Thursday, September 30, 2004

Is it Safe?

I'm sure everyone is going to be writing in their blogs tonight about the debate and who they hated more and why. So I've decided to write about who I hate--outside of the presidential candidates--my dentist.

I don't actually hate my dentist per se--I mean he's a pretty decent guy. It's his hygienist I hate because she's the one who inflicts pain upon me. She's evil. EVIL I tell you. E-V-I-L!

It's only been within the last eight years that I've been really dilligent about seeing a dentist every six months and flossing my teeth. But the reason why I'm so anal about it now is because the first time I went after a long hiatus, they measured my gum pockets to be wider than the Grand Canyon. So, I do my penance every six months and go in for my routine cleaning and exam--and the gums have definitely gotten better except now middle age is sinking in and all the clinching I've been doing in my sleep and throughout my career and in taking care of a toddler has taken its toll, causing me to feel pain in my upper right incisor to the point where it feels like I am constantly sucking on a 9 volt battery.

My dentist has three or four hygienists in his office and I usually book my appointments with the kinder, gentler persuasion so I can avoid the woman I fondly refer to as the Bitch of Buchenwald.

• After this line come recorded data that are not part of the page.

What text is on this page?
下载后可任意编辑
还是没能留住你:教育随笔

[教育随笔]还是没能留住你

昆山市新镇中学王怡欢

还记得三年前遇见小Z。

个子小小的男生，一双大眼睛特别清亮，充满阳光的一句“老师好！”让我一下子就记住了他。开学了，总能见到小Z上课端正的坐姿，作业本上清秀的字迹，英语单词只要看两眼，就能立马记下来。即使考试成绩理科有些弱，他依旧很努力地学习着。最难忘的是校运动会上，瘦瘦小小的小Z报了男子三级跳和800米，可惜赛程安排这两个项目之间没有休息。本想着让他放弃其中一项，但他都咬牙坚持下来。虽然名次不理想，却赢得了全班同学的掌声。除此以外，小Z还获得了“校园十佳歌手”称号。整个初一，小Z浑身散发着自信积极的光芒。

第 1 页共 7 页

But I recently had to reschedule my appointment and the only time slot available was with BoB--and so I spent 90 minutes in the chair of death while she shamed me for not flossing properly.

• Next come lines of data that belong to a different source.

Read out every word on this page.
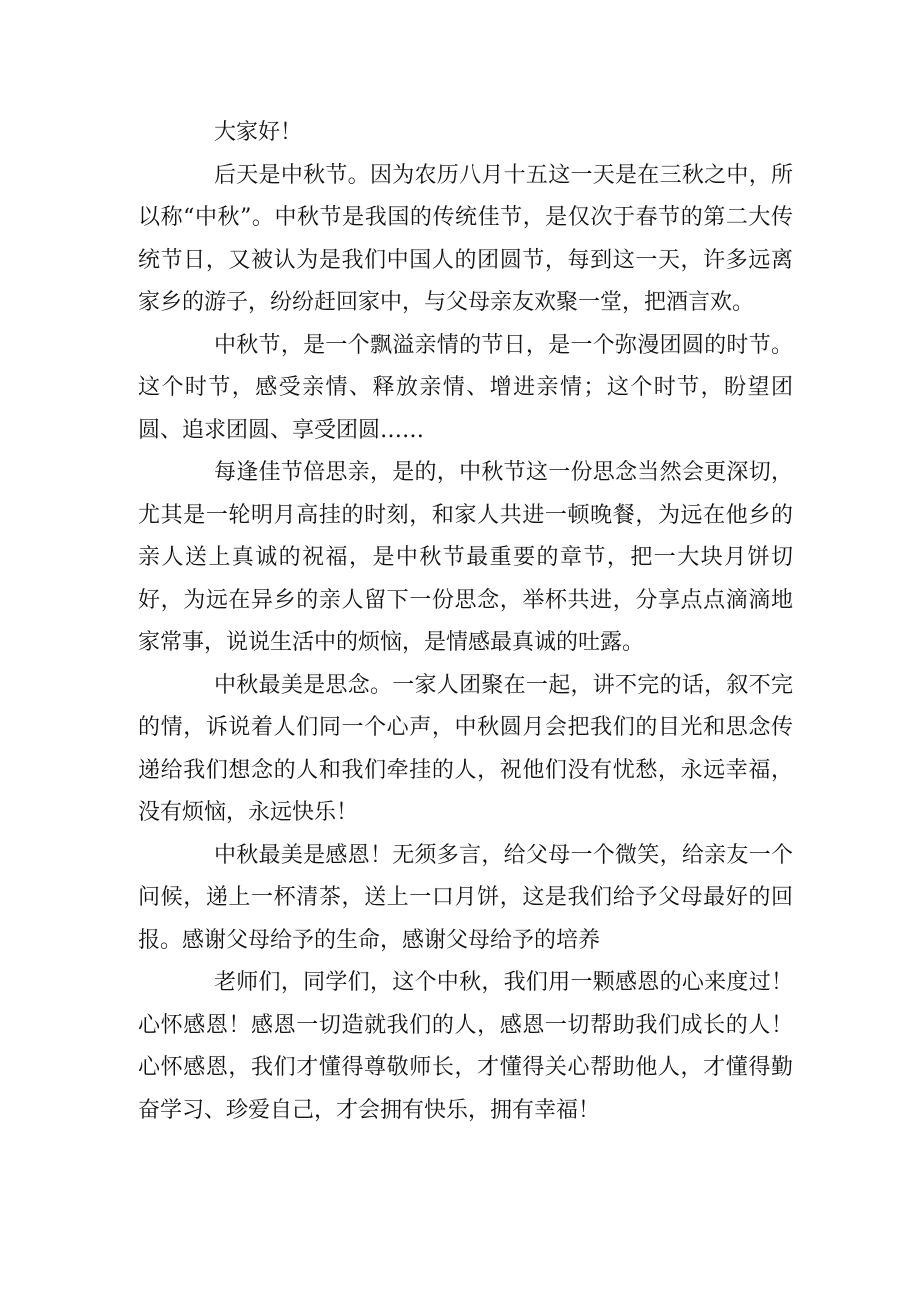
大家好！

后天是中秋节。因为农历八月十五这一天是在三秋之中，所以称“中秋”。中秋节是我国的传统佳节，是仅次于春节的第二大传统节日，又被认为是我们中国人的团圆节，每到这一天，许多远离家乡的游子，纷纷赶回家中，与父母亲友欢聚一堂，把酒言欢。

中秋节，是一个飘溢亲情的节日，是一个弥漫团圆的时节。这个时节，感受亲情、释放亲情、增进亲情；这个时节，盼望团圆、追求团圆、享受团圆……

每逢佳节倍思亲，是的，中秋节这一份思念当然会更深切，尤其是一轮明月高挂的时刻，和家人共进一顿晚餐，为远在他乡的亲人送上真诚的祝福，是中秋节最重要的章节，把一大块月饼切好，为远在异乡的亲人留下一份思念，举杯共进，分享点点滴滴地家常事，说说生活中的烦恼，是情感最真诚的吐露。

中秋最美是思念。一家人团聚在一起，讲不完的话，叙不完的情，诉说着人们同一个心声，中秋圆月会把我们的目光和思念传递给我们想念的人和我们牵挂的人，祝他们没有忧愁，永远幸福，没有烦恼，永远快乐！

中秋最美是感恩！无须多言，给父母一个微笑，给亲友一个问候，递上一杯清茶，送上一口月饼，这是我们给予父母最好的回报。感谢父母给予的生命，感谢父母给予的培养

老师们，同学们，这个中秋，我们用一颗感恩的心来度过！心怀感恩！感恩一切造就我们的人，感恩一切帮助我们成长的人！心怀感恩，我们才懂得尊敬师长，才懂得关心帮助他人，才懂得勤奋学习、珍爱自己，才会拥有快乐，拥有幸福！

Don't get me wrong--BoB's a nice lady and I'm sure her Teuton looks have nothing to do with the fact she's a sadist. It's just that she wields her "gentle" ultra-sonic cleaning tool as if there's a war inside my mouth and the plaque she's fighting wants to overthrow the regime.

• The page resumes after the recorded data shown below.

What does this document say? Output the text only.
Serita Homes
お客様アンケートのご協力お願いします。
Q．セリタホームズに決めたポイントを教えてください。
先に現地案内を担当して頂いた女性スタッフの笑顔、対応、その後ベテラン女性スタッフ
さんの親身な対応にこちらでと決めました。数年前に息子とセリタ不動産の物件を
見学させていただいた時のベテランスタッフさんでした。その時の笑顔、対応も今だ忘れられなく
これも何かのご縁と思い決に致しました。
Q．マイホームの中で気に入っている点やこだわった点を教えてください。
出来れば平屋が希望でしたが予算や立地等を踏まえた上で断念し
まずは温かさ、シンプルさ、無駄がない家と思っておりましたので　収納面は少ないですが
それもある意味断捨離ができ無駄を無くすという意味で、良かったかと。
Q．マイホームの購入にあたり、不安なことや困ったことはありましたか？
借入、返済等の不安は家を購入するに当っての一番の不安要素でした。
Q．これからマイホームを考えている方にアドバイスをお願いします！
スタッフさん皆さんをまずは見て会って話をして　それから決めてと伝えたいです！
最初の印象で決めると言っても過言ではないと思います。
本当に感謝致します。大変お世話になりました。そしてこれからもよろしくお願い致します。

I writhed beneath BoB, eyes shut, as beads of sweat formed on my head while thoughts of Dustin Hoffman in Marathon Man danced in my head. "Find your happy place, find your happy place," I cried inside while Chuck Mangione wafted through the room--above the drone of BoB's weapon. I hate Chuck Mangione. I hate Smooth Jazz. I hate BoB and I hate the chair of death.

Alas, she clicked the tool "off" and I breathed a sigh of relief. I was safe again.

Two things to note today: A) I FINALLY finished the piece I want to submit to the parenting anthology. Wish me luck; B) Chimpy made the front page of McSweeney's. Oh that man of mine...is there anything that he can't do?

1 comment:

nicole said...

This almost has me howling. I've had a dental hiatus too, and I know I'm in for a lecture that'll be worse than the pain. On a happier note, fingers crossed for your piece to the parenting anthology!